The Co Founder‘s Whiskey and 45’s is a raw, stripped-down acoustic offering that falls at the intersection of slowcore singer/songwriter vibes, rough-n-tumble country delivery, and alt-rock gruffness. The arrangements in the EP skew toward the sparse, but The Co Founder rarely lets things go totally acoustic. There’s a lot of atmosphere built into the five songs here, which serves to underscore (while helping create) the unique world these songs live in.
Hayden Eller’s vision of acoustic music is contained in the two opening tunes. “Balance and Composure” is a slow boat paddling, a lazy breeze over a brown-grass hill, a rolling pastoral that displays difficult emotions without poring over them. Elephant Micah would have been proud to write this one, aside from the muscly, guitar-chord-heavy chorus that provides a counterpoint to the gentle surroundings. If the verses are the composure, the chorus is the balance. “Yves St. Laurant” flips the script, focusing on the tough exterior; it’s raw, rough, and intense. It feels like a hollowed-out alt-rock song or an the sturdy skeleton of ominous alt-country tune. Yet quiet moments exist amid the brittle, powerful delivery. It’s a tension that Eller keeps at the forefront of his work.
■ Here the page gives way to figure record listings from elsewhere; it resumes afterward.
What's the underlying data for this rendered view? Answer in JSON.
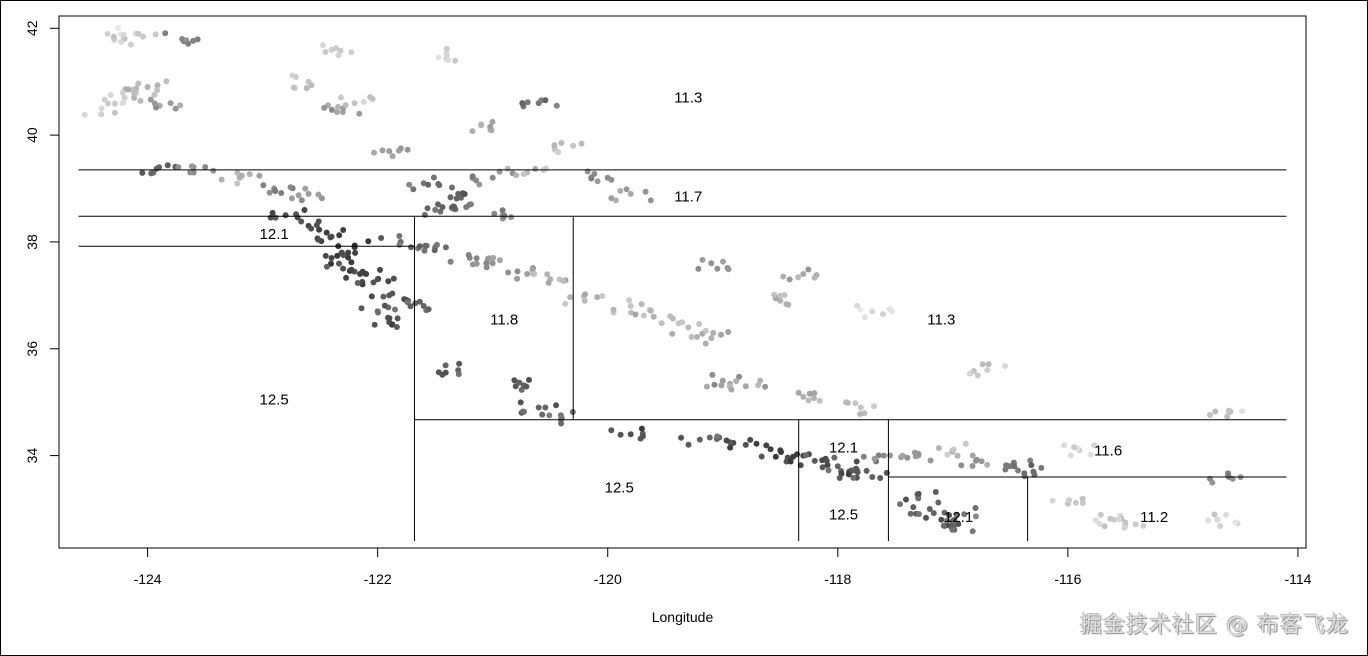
{
  "chart_data": {
    "type": "scatter",
    "title": "",
    "xlabel": "Longitude",
    "ylabel": "",
    "xlim": [
      -124.77,
      -113.93
    ],
    "ylim": [
      32.27,
      42.23
    ],
    "xticks": [
      -124,
      -122,
      -120,
      -118,
      -116,
      -114
    ],
    "yticks": [
      34,
      36,
      38,
      40,
      42
    ],
    "grid": false,
    "color_scale": "grayscale, darker = higher value",
    "partition_lines": [
      {
        "orient": "h",
        "at": 39.35,
        "from": -124.6,
        "to": -114.1
      },
      {
        "orient": "h",
        "at": 38.48,
        "from": -124.6,
        "to": -114.1
      },
      {
        "orient": "h",
        "at": 37.92,
        "from": -124.6,
        "to": -121.68
      },
      {
        "orient": "h",
        "at": 34.67,
        "from": -121.68,
        "to": -114.1
      },
      {
        "orient": "h",
        "at": 33.6,
        "from": -117.56,
        "to": -114.1
      },
      {
        "orient": "v",
        "at": -121.68,
        "from": 32.4,
        "to": 38.48
      },
      {
        "orient": "v",
        "at": -120.3,
        "from": 34.67,
        "to": 38.48
      },
      {
        "orient": "v",
        "at": -118.34,
        "from": 32.4,
        "to": 34.67
      },
      {
        "orient": "v",
        "at": -117.56,
        "from": 32.4,
        "to": 34.67
      },
      {
        "orient": "v",
        "at": -116.35,
        "from": 32.4,
        "to": 33.6
      }
    ],
    "region_labels": [
      {
        "text": "11.3",
        "lon": -119.3,
        "lat": 40.7
      },
      {
        "text": "11.7",
        "lon": -119.3,
        "lat": 38.85
      },
      {
        "text": "12.1",
        "lon": -122.9,
        "lat": 38.15
      },
      {
        "text": "11.8",
        "lon": -120.9,
        "lat": 36.55
      },
      {
        "text": "12.5",
        "lon": -122.9,
        "lat": 35.05
      },
      {
        "text": "11.3",
        "lon": -117.1,
        "lat": 36.55
      },
      {
        "text": "12.5",
        "lon": -119.9,
        "lat": 33.4
      },
      {
        "text": "12.1",
        "lon": -117.95,
        "lat": 34.15
      },
      {
        "text": "11.6",
        "lon": -115.65,
        "lat": 34.1
      },
      {
        "text": "12.5",
        "lon": -117.95,
        "lat": 32.9
      },
      {
        "text": "12.1",
        "lon": -116.95,
        "lat": 32.85
      },
      {
        "text": "11.2",
        "lon": -115.25,
        "lat": 32.85
      }
    ],
    "points": [
      [
        -124.2,
        41.8,
        0.85
      ],
      [
        -124.1,
        41.9,
        0.88
      ],
      [
        -123.7,
        41.8,
        0.5
      ],
      [
        -124.1,
        40.8,
        0.8
      ],
      [
        -124.0,
        40.9,
        0.7
      ],
      [
        -124.2,
        40.7,
        0.85
      ],
      [
        -124.4,
        40.5,
        0.9
      ],
      [
        -123.8,
        40.6,
        0.6
      ],
      [
        -123.9,
        39.4,
        0.3
      ],
      [
        -123.6,
        39.3,
        0.5
      ],
      [
        -123.2,
        39.2,
        0.7
      ],
      [
        -122.9,
        39.0,
        0.5
      ],
      [
        -122.6,
        38.9,
        0.6
      ],
      [
        -122.3,
        40.5,
        0.6
      ],
      [
        -122.2,
        40.6,
        0.8
      ],
      [
        -121.9,
        39.7,
        0.6
      ],
      [
        -121.6,
        39.1,
        0.4
      ],
      [
        -121.3,
        38.9,
        0.3
      ],
      [
        -121.0,
        39.2,
        0.5
      ],
      [
        -121.5,
        38.6,
        0.4
      ],
      [
        -121.2,
        38.7,
        0.35
      ],
      [
        -120.9,
        38.5,
        0.5
      ],
      [
        -121.1,
        40.2,
        0.7
      ],
      [
        -120.7,
        39.3,
        0.75
      ],
      [
        -120.0,
        39.2,
        0.5
      ],
      [
        -119.8,
        38.9,
        0.65
      ],
      [
        -120.6,
        40.6,
        0.4
      ],
      [
        -122.8,
        38.5,
        0.2
      ],
      [
        -122.6,
        38.3,
        0.15
      ],
      [
        -122.4,
        38.1,
        0.2
      ],
      [
        -122.2,
        37.9,
        0.1
      ],
      [
        -122.4,
        37.7,
        0.15
      ],
      [
        -122.3,
        37.5,
        0.2
      ],
      [
        -122.1,
        37.4,
        0.1
      ],
      [
        -122.0,
        37.3,
        0.2
      ],
      [
        -121.9,
        37.0,
        0.25
      ],
      [
        -122.0,
        36.7,
        0.3
      ],
      [
        -121.9,
        36.5,
        0.2
      ],
      [
        -121.6,
        36.8,
        0.3
      ],
      [
        -121.8,
        38.0,
        0.35
      ],
      [
        -121.5,
        37.9,
        0.4
      ],
      [
        -121.2,
        37.7,
        0.5
      ],
      [
        -121.0,
        37.6,
        0.55
      ],
      [
        -120.7,
        37.4,
        0.6
      ],
      [
        -120.5,
        37.3,
        0.7
      ],
      [
        -120.2,
        36.9,
        0.75
      ],
      [
        -119.8,
        36.8,
        0.8
      ],
      [
        -119.6,
        36.6,
        0.7
      ],
      [
        -119.3,
        36.4,
        0.75
      ],
      [
        -119.1,
        36.2,
        0.7
      ],
      [
        -119.0,
        35.4,
        0.6
      ],
      [
        -118.8,
        35.3,
        0.65
      ],
      [
        -118.3,
        35.1,
        0.7
      ],
      [
        -117.8,
        34.9,
        0.8
      ],
      [
        -121.3,
        35.6,
        0.3
      ],
      [
        -120.8,
        35.3,
        0.25
      ],
      [
        -120.6,
        34.9,
        0.3
      ],
      [
        -120.4,
        34.7,
        0.35
      ],
      [
        -119.8,
        34.4,
        0.2
      ],
      [
        -119.2,
        34.3,
        0.3
      ],
      [
        -118.8,
        34.2,
        0.2
      ],
      [
        -118.5,
        34.1,
        0.15
      ],
      [
        -118.3,
        34.0,
        0.15
      ],
      [
        -118.2,
        33.9,
        0.25
      ],
      [
        -118.0,
        33.8,
        0.3
      ],
      [
        -117.9,
        33.7,
        0.2
      ],
      [
        -117.7,
        33.6,
        0.3
      ],
      [
        -117.6,
        34.0,
        0.5
      ],
      [
        -117.3,
        34.0,
        0.6
      ],
      [
        -117.0,
        34.1,
        0.75
      ],
      [
        -116.8,
        33.9,
        0.6
      ],
      [
        -116.5,
        33.8,
        0.45
      ],
      [
        -116.3,
        33.7,
        0.35
      ],
      [
        -117.2,
        33.0,
        0.3
      ],
      [
        -117.1,
        32.8,
        0.2
      ],
      [
        -117.0,
        32.7,
        0.35
      ],
      [
        -116.9,
        32.9,
        0.4
      ],
      [
        -117.3,
        33.2,
        0.3
      ],
      [
        -116.0,
        33.1,
        0.8
      ],
      [
        -115.6,
        32.8,
        0.85
      ],
      [
        -115.5,
        32.75,
        0.8
      ],
      [
        -114.6,
        34.8,
        0.85
      ],
      [
        -114.6,
        33.6,
        0.5
      ],
      [
        -114.7,
        32.8,
        0.9
      ],
      [
        -115.9,
        34.1,
        0.85
      ],
      [
        -116.7,
        35.6,
        0.85
      ],
      [
        -117.7,
        36.7,
        0.9
      ],
      [
        -118.3,
        37.4,
        0.65
      ],
      [
        -119.1,
        37.6,
        0.55
      ],
      [
        -118.5,
        36.9,
        0.7
      ],
      [
        -120.3,
        39.8,
        0.8
      ],
      [
        -122.4,
        41.6,
        0.85
      ],
      [
        -122.6,
        41.0,
        0.8
      ],
      [
        -121.4,
        41.5,
        0.9
      ]
    ]
  },
  "watermark": "掘金技术社区 @ 布客飞龙"
}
That tension is pulled together with the subtle arrangement touches that help build the ambiance of the tunes. “Yves St. Laurant” includes clips of Heath Ledger as the Joker talking about morals, which is enough to make any song skin-crawling. It fits perfectly with the heavy delivery of the tune. The wide-open tom pounds that punctuate “Balance and Composure” point to the space and flow of the sound. Elsewhere, the distant lead guitar of “Harris Avenue” sends me to an empty street in an ominous, dusty frontier town; the background of “His Own Damn Self” is filled with found sound and pad synths. (Eller is aware of this; he includes an acoustic version of this one as the final track.) Closer “March 13th” includes indiscernible conversations for texture. Each element provides a pop of definition in the tunes, staking out remote and rare sonic territory for The Co Founder’s own.
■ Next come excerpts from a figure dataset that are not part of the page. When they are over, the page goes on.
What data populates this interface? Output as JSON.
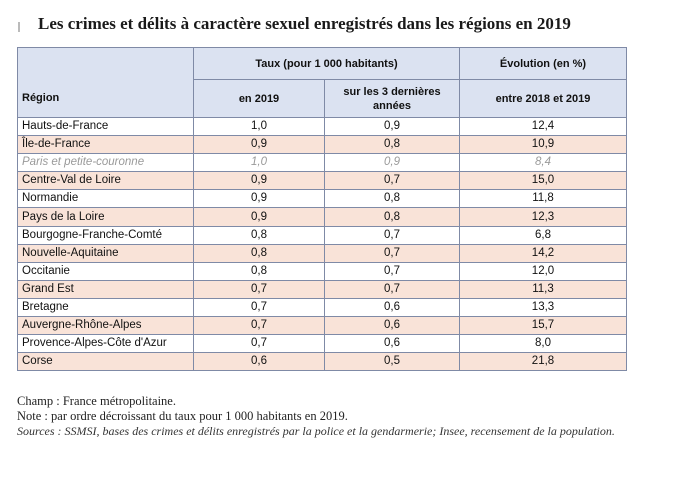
{
  "title": "Les crimes et délits à caractère sexuel enregistrés dans les régions en 2019",
  "header": {
    "taux_group": "Taux (pour 1 000 habitants)",
    "evolution_group": "Évolution (en %)",
    "region": "Région",
    "col_2019": "en 2019",
    "col_3ans_line1": "sur les 3 dernières",
    "col_3ans_line2": "années",
    "col_evolution": "entre 2018 et 2019"
  },
  "rows": [
    {
      "region": "Hauts-de-France",
      "taux_2019": "1,0",
      "taux_3ans": "0,9",
      "evolution": "12,4"
    },
    {
      "region": "Île-de-France",
      "taux_2019": "0,9",
      "taux_3ans": "0,8",
      "evolution": "10,9"
    },
    {
      "region": "Paris et petite-couronne",
      "taux_2019": "1,0",
      "taux_3ans": "0,9",
      "evolution": "8,4"
    },
    {
      "region": "Centre-Val de Loire",
      "taux_2019": "0,9",
      "taux_3ans": "0,7",
      "evolution": "15,0"
    },
    {
      "region": "Normandie",
      "taux_2019": "0,9",
      "taux_3ans": "0,8",
      "evolution": "11,8"
    },
    {
      "region": "Pays de la Loire",
      "taux_2019": "0,9",
      "taux_3ans": "0,8",
      "evolution": "12,3"
    },
    {
      "region": "Bourgogne-Franche-Comté",
      "taux_2019": "0,8",
      "taux_3ans": "0,7",
      "evolution": "6,8"
    },
    {
      "region": "Nouvelle-Aquitaine",
      "taux_2019": "0,8",
      "taux_3ans": "0,7",
      "evolution": "14,2"
    },
    {
      "region": "Occitanie",
      "taux_2019": "0,8",
      "taux_3ans": "0,7",
      "evolution": "12,0"
    },
    {
      "region": "Grand Est",
      "taux_2019": "0,7",
      "taux_3ans": "0,7",
      "evolution": "11,3"
    },
    {
      "region": "Bretagne",
      "taux_2019": "0,7",
      "taux_3ans": "0,6",
      "evolution": "13,3"
    },
    {
      "region": "Auvergne-Rhône-Alpes",
      "taux_2019": "0,7",
      "taux_3ans": "0,6",
      "evolution": "15,7"
    },
    {
      "region": "Provence-Alpes-Côte d'Azur",
      "taux_2019": "0,7",
      "taux_3ans": "0,6",
      "evolution": "8,0"
    },
    {
      "region": "Corse",
      "taux_2019": "0,6",
      "taux_3ans": "0,5",
      "evolution": "21,8"
    }
  ],
  "notes": {
    "champ": "Champ : France métropolitaine.",
    "note": "Note : par ordre décroissant du taux pour 1 000 habitants en 2019.",
    "sources": "Sources : SSMSI, bases des crimes et délits enregistrés par la police et la gendarmerie; Insee, recensement de la population."
  }
}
Whiskey and 45’s is a pretty intense EP. Eller’s interests in minor keys, powerful delivery, and sonic texturing result in a collection that cuts against the current grain of easy-going folky tunes (that I love, it should be pointed out). Eller wrangles the striking sonic elements and the expectation inversions together with great success: the results display a distinct and memorable point of view. I’m intrigued to see how his songwriting voice develops and where his experiments with sonic texturing lead him.